244297 Department of Energy's electronic database of worker health studies

Monday, October 31, 2011

Bonnie Richter, MPH, PhD , Office of Health and Safety (HS-10)/ GTN, US Department of Energy, Washington, DC, DC
Marsha Lawn, Health Programs Specialist , Office of Health and Safety, HS-10, U.S. Department of Energy, Washington, DC, DC
The Comprehensive Epidemiologic Data Resource (CEDR) is the Department of Energy's (DOE) electronic database comprised of health studies of DOE contract workers and environmental studies of areas surrounding DOE facilities. CEDR provides independent researchers and the public with access to de-identified data collected since the Department's early production years. CEDR's holdings include more than 76 studies of over 1 million workers and residents living near 31 DOE sites. Access to these data is at no cost to the user. Most of CEDR's holdings are derived from epidemiologic studies of DOE workers at many large nuclear weapons plants, such as Hanford, Los Alamos, Oak Ridge, Savannah River Site, and Rocky Flats. These studies primarily use death certificate information to identify excess deaths and patterns of disease among workers to determine what factors contribute to the risk of developing cancer and other illnesses. In addition, many of these studies have radiation exposure measurements on individual workers. Other CEDR collections include historical dose reconstruction studies of past offsite radiologic and chemical exposures around the nuclear weapons facilities. The CEDR holdings also contain studies of historical interest, such as mortality studies of Japanese atomic bomb survivors and female radium dial painters; CEDR's bibliographic information includes more than 1,250 citations. CEDR is supported by the Oak Ridge Institute for Science and Education (ORISE) in Tennessee. CEDR is a national user facility, and the largest web-accessible, public-use collection of radiation exposure and health effects data in the United States. CEDR can be viewed at https://www.orau.gov/CEDR.

Learning Areas:
Occupational health and safety

Learning Objectives:
Describe the Comprehensive Epidemiologic Data Resource (CEDR), DOE’s database that provides researchers and the public access to de-identified data from worker health studies. Explain how to become a user of the CEDR database to conduct your own research. Describe how CEDR can help you learn about the health of the DOE workforce and residents in surrounding communities.

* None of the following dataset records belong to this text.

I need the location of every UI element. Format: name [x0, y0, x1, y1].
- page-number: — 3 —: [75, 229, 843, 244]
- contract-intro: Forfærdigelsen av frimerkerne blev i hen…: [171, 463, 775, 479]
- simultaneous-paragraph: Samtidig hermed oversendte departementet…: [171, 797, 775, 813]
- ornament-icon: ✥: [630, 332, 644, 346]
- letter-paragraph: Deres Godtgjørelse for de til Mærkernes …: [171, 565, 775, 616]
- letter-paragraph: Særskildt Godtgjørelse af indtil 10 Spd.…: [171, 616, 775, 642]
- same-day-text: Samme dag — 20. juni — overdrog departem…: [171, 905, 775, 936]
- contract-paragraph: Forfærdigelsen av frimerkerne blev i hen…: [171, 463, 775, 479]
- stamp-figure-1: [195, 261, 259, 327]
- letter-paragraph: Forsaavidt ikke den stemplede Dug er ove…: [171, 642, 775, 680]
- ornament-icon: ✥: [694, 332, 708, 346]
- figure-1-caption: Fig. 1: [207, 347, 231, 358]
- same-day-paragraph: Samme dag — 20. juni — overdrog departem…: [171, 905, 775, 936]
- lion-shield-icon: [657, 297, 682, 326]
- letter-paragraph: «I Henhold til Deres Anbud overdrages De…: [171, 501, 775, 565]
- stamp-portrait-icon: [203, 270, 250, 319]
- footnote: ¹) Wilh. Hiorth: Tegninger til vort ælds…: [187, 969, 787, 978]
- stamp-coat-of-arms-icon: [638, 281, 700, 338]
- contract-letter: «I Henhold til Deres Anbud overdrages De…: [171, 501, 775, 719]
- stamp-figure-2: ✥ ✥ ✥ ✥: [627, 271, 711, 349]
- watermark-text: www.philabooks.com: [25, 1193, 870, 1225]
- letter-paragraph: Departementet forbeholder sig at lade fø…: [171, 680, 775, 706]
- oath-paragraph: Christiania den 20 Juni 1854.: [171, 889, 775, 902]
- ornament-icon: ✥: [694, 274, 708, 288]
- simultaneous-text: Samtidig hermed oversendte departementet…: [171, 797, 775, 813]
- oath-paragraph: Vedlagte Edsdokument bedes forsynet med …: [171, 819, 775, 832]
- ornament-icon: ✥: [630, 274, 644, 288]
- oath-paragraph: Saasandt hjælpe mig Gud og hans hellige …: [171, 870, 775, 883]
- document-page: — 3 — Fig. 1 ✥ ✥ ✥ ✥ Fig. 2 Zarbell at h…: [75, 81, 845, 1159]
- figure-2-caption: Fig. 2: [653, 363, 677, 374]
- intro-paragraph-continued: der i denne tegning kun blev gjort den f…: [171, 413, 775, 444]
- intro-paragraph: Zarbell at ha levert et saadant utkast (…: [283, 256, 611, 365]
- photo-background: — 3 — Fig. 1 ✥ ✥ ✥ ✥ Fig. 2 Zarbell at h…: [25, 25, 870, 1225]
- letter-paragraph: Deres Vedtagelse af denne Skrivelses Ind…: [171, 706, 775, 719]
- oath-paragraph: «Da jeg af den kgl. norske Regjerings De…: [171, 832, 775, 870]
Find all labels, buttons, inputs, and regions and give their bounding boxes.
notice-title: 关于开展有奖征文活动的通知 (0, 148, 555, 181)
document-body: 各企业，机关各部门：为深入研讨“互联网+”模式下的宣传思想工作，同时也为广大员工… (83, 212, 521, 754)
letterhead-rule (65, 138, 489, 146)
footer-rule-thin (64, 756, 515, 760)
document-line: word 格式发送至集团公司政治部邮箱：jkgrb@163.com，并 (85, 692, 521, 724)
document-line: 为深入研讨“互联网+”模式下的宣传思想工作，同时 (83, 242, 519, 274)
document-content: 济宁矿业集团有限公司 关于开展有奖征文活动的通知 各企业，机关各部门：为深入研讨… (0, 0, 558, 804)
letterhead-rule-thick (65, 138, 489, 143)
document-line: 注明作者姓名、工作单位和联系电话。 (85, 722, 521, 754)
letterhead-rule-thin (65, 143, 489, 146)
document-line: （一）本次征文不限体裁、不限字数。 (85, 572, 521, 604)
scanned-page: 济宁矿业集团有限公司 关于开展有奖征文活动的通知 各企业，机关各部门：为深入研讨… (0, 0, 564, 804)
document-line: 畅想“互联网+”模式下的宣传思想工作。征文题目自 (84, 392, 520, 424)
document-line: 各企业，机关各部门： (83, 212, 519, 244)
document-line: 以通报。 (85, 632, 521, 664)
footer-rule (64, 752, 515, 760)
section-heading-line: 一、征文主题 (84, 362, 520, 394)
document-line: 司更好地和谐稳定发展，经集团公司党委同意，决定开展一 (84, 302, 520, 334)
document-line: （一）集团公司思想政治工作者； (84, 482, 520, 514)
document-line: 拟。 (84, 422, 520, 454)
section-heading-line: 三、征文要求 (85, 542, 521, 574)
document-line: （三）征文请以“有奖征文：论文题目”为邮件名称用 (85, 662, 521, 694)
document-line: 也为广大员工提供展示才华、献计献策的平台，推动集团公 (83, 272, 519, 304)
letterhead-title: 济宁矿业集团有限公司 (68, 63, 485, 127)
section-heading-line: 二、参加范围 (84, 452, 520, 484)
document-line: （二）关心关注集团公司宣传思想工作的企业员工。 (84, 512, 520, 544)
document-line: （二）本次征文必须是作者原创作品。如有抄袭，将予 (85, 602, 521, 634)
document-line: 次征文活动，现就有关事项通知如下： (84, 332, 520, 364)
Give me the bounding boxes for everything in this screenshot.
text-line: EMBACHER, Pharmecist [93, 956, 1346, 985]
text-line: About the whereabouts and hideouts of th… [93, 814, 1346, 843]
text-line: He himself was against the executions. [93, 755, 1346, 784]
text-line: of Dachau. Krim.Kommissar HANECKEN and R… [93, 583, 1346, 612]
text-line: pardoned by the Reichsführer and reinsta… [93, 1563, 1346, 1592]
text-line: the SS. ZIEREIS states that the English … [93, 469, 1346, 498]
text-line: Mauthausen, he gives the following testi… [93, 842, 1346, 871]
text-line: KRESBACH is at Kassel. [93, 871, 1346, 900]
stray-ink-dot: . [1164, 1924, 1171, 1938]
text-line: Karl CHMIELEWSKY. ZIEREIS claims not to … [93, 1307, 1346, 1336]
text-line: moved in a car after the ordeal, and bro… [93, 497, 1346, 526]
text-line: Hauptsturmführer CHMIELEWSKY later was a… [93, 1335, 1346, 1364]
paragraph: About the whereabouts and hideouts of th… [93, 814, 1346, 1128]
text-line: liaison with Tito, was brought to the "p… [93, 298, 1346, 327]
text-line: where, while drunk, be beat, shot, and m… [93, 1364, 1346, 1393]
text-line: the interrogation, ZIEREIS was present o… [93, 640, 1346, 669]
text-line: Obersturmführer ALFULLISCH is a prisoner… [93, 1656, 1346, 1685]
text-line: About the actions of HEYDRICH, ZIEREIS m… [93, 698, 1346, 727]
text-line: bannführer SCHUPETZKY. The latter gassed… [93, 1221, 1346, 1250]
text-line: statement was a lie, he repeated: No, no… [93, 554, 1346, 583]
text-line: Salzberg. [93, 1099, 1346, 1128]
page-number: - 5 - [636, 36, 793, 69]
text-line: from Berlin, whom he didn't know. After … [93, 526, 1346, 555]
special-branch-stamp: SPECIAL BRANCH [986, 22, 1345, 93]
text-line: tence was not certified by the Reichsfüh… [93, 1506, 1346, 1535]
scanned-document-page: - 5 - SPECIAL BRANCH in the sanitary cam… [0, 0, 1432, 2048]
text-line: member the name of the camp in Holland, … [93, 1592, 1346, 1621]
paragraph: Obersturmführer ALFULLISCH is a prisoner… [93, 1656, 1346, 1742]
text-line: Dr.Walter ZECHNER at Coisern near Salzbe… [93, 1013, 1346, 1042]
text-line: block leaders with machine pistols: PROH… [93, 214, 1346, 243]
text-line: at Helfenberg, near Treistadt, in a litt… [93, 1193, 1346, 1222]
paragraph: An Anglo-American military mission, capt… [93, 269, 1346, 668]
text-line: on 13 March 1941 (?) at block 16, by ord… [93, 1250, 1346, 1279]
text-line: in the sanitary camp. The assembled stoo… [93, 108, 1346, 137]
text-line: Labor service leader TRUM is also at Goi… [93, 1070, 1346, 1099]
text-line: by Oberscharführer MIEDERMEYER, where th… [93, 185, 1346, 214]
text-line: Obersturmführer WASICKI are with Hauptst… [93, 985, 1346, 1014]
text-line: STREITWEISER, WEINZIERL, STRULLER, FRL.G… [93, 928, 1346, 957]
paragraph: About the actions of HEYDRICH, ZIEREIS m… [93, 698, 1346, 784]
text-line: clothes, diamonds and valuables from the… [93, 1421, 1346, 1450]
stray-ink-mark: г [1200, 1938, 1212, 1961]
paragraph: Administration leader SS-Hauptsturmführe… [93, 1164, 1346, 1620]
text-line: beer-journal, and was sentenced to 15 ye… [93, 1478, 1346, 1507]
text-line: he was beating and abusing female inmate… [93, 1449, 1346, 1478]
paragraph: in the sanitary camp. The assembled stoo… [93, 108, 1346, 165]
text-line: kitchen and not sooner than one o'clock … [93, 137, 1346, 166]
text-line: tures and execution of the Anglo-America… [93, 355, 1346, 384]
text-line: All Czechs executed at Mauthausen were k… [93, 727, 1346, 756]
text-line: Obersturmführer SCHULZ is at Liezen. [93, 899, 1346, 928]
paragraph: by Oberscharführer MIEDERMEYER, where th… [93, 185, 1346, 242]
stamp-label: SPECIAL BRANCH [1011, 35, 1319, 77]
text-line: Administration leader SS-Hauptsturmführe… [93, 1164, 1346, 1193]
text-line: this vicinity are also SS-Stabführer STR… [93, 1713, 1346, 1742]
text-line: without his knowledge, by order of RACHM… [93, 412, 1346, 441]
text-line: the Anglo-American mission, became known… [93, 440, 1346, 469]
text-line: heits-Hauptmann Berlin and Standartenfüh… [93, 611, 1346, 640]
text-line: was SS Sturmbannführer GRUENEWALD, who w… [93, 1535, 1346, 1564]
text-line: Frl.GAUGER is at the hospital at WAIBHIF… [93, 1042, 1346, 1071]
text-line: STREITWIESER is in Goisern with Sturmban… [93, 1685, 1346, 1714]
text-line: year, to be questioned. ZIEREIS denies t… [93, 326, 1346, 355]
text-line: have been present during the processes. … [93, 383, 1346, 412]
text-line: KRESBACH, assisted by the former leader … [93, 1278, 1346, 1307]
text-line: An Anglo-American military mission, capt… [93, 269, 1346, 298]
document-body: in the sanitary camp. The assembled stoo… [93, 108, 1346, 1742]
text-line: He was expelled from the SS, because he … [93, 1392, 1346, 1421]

Keywords: Occupational Health Programs, Data Collection

Presenting author's disclosure statement:

Qualified on the content I am responsible for because: I am Senior Epidemiologist in the Office of Domestic and International Studies, U.S. Department of Energy, and am the principal subject matter expert on the Comprehensive Epidemiologic Data Resource.
Any relevant financial relationships? No

I agree to comply with the American Public Health Association Conflict of Interest and Commercial Support Guidelines, and to disclose to the participants any off-label or experimental uses of a commercial product or service discussed in my presentation.